For the uninitiated, a ‘tweet’ (as referred to in this post’s title) is a single message sent via the Twitter service. Twitter is a short-message system which can be accessed by numerous applications and devices; primarily, but not restricted to, web, IM and mobile. Messages are by default public and therefore you could think of it as ‘mini-blogging’ where messages can be posted as easily as sending an SMS or IM.

The rise of Twitter in the early adopting set (lets face it, it hasn’t hit mass market yet) has seen the introduction of a new, even more throw-away type of content. The plethora of states, moods and emotions punctuated by links to sometimes vaguely interesting content really leaves a faint impression. The experience lacks cohesion and any real filter determining significance or relevance of a particular content item. This gives it a sort of fun lightness and I guess the beauty of it is in the aggregate of the impressions you get from someone’s Tweets you follow.

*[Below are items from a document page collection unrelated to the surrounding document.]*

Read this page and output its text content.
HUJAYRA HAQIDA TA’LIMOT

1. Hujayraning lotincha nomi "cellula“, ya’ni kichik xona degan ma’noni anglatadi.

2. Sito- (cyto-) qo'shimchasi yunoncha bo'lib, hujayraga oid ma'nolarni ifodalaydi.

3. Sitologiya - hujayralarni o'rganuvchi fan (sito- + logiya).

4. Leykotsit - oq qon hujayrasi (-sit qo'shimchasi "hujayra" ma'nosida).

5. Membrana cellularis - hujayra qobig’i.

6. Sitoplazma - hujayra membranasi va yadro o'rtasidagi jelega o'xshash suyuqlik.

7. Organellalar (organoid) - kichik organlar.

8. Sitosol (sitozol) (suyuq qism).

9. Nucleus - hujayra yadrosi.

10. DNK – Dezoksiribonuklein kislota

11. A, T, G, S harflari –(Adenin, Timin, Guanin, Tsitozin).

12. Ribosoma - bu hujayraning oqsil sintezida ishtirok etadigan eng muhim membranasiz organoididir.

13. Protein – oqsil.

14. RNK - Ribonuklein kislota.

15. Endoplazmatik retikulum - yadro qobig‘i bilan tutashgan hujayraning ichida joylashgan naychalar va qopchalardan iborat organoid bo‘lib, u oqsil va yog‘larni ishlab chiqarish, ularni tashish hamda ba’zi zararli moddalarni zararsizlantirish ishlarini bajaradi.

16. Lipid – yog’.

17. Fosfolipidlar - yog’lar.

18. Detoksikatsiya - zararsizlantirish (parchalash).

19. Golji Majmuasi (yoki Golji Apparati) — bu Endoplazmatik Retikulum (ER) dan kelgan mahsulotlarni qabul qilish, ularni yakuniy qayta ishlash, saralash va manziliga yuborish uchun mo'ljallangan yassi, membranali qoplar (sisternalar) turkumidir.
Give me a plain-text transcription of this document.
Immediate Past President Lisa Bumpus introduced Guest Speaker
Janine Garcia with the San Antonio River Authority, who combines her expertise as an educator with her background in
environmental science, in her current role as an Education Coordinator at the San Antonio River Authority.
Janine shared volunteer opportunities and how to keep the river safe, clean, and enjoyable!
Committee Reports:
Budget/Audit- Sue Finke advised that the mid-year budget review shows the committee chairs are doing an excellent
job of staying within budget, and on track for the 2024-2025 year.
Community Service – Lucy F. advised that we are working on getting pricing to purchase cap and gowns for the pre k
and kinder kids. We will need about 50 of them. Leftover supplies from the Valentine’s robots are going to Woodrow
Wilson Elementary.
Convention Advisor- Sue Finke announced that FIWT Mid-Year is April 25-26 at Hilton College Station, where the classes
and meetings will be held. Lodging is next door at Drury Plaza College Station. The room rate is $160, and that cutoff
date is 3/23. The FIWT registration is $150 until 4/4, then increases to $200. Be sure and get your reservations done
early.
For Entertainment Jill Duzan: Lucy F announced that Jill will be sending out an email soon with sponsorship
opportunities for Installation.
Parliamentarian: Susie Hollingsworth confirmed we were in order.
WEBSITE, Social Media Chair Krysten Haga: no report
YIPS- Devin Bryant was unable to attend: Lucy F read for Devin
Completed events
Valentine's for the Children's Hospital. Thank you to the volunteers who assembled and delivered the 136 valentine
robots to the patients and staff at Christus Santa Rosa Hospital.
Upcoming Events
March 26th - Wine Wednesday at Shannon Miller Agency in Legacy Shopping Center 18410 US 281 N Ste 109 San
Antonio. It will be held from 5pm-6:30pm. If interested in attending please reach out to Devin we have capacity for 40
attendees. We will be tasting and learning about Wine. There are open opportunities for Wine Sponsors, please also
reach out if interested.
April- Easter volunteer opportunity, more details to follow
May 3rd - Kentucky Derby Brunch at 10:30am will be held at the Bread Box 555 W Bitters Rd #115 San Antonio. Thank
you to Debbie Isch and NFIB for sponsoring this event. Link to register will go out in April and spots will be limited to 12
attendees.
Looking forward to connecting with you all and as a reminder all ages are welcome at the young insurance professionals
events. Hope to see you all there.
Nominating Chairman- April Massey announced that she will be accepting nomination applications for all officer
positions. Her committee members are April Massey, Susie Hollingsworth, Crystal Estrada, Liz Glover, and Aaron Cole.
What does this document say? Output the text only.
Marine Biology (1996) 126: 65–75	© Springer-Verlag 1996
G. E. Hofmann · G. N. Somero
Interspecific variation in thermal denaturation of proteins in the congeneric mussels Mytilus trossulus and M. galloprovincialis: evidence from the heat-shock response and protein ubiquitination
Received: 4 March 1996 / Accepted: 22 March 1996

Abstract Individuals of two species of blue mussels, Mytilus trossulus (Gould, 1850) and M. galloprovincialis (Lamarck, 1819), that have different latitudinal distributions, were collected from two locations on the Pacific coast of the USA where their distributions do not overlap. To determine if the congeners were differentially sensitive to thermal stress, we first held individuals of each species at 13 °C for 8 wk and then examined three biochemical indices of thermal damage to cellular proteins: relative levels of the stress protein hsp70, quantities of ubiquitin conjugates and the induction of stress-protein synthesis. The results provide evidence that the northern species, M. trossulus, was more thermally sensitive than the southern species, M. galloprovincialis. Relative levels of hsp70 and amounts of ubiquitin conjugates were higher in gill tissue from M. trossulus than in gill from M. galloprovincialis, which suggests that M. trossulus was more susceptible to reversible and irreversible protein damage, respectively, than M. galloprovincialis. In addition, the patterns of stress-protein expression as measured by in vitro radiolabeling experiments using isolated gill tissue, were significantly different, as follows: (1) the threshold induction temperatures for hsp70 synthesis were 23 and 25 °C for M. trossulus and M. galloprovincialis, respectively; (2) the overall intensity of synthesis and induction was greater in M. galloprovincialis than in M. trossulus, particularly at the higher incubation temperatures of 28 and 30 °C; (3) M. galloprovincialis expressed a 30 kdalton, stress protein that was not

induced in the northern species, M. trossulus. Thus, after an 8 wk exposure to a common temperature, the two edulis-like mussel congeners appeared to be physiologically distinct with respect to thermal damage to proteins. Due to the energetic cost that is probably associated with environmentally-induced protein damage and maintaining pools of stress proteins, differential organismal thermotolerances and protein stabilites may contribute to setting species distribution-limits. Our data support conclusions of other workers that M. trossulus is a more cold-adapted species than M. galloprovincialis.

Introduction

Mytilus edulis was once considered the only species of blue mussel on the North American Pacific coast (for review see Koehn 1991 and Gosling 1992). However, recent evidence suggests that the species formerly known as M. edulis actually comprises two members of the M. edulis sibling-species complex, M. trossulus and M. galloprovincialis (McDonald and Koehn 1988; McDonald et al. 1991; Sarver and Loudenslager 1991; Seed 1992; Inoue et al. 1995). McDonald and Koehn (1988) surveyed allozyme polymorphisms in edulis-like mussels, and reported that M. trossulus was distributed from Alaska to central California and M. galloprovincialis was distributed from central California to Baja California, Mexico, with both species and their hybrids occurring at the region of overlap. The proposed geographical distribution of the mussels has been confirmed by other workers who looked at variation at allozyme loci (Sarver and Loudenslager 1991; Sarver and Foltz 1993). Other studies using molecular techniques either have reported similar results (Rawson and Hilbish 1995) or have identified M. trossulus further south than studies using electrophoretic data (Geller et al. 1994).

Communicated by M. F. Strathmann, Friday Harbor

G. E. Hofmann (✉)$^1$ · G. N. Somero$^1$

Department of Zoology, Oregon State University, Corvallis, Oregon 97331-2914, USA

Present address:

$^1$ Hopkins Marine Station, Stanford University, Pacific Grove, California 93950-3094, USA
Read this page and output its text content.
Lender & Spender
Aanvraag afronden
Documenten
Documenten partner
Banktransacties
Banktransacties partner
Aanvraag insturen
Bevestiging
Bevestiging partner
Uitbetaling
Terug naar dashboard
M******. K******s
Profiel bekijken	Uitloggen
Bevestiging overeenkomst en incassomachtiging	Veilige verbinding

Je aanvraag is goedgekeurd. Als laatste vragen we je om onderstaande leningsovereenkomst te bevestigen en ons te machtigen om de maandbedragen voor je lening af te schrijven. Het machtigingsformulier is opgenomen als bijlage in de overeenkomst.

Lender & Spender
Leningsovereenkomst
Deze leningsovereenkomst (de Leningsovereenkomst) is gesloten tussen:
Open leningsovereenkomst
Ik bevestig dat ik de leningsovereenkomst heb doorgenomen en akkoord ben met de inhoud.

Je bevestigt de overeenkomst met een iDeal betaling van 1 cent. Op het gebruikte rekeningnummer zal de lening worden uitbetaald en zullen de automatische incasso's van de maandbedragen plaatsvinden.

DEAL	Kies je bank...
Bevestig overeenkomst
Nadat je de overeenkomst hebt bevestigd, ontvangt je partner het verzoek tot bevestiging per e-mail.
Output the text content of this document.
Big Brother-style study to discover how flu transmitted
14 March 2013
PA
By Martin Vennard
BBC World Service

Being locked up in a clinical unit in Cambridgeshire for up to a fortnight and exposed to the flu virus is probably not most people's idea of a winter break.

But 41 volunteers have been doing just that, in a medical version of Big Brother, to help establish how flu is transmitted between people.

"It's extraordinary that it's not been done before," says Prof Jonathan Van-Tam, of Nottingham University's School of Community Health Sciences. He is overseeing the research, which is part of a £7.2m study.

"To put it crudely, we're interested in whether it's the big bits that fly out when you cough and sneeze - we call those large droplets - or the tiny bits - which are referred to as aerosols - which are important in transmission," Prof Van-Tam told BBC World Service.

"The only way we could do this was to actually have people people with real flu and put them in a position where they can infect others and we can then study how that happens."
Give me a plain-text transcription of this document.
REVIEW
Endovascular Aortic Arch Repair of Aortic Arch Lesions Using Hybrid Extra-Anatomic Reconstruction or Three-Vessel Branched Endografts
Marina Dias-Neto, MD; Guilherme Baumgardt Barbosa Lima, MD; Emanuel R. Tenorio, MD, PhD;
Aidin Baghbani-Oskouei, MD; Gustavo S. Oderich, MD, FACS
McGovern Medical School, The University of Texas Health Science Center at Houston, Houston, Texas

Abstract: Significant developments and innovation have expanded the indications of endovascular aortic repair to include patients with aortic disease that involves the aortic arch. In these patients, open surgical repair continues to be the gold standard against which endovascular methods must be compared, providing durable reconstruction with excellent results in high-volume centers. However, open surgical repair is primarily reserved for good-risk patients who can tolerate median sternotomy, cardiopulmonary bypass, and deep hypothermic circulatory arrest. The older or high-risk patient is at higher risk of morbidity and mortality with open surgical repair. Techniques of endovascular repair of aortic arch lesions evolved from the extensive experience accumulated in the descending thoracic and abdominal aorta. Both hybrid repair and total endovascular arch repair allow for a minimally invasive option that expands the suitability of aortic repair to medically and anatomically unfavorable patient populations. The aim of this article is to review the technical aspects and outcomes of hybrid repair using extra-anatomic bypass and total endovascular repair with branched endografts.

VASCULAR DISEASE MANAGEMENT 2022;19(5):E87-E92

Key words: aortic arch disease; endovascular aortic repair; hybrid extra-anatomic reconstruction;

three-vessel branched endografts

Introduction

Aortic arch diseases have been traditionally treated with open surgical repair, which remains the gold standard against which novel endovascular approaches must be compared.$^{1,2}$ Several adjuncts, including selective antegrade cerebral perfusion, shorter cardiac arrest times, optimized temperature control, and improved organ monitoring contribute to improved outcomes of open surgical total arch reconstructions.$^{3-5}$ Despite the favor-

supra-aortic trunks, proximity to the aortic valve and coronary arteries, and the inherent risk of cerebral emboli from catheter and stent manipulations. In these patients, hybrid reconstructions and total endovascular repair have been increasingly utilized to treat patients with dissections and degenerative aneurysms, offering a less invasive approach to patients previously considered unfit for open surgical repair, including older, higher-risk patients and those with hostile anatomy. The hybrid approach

There has been plenty of discussion on blogs about Twitter – all discussing what amounts to the same thing – does this medium have future? Not to be silent on the subject I do think it is a service which will be a place alongside other internet-mediums like blogs and IM. I think it will be in a form evolved from the one we know today – one of the reasons being that many currently heavy users of Twitter in this experimental adoption phase will stop or at least severely par back their usage of the service as they realise its capacity to cause constant distraction, fragmenting their thinking and to generally get in the way of Getting Things Done. I’ll touch more on this in a subsequent post.

Something I haven’t heard much in the current conversations about Twitter and that I think is important is that one of the key strategic strengths of the service is infrastructural – the link between IM and mobile network messaging and the web is a useful one which many applications will build upon. I think one of the players in the industry, whether Twitter or Jaiku or a new player to come (and regardless, likely to be acquired by one of the big companies) will benefit from owning a reliable set of gateways maintaining these links.

The direction the presence products will expand will be in their ability to filter and summarize the content they deliver – experimentation with Twitter and Pipes will be interesting as the service will need to overcome its procrastinatory qualities. With the internet already being the procrastinators achilies heel the last thing we need (and I am assuming I might be representative of at least some of us in this) is a stream of random information flashing on GTalk or our mobile phones constantly to distract us from what we are actually doing.

Where Twitter-like applications could come into their own is if they can combine the users current geo-location, mood or other information to tailor very relevant alerts to them. Currently however its like trying to work with firehose to the side of your face.

73 people want to do this… be unique

Sunday, March 18th, 2007

I was mucking around on 43things.com recently. I thought this was pretty funny…

73 want to be unique

It reminded me of that classic scene in ‘The Life of Brian’:

Brian pleading to his followers ‘…You are all different!’ making a point about them not needing to follow anyone.

‘We are all different!’ they return, agreeably.

‘I’m not!’ cries a dissenter in Godelian irony.

Now as far as I understand it, 43things.com is about listing things you have yet to do… arguably if you are one of 73 others wishing to be unique you are possibly already having difficulties. More likely, of course, the other 72 put ‘be unique’ in just to see how many others had, meaning there’s probably 72 other blog posts with a similar screenshot to above.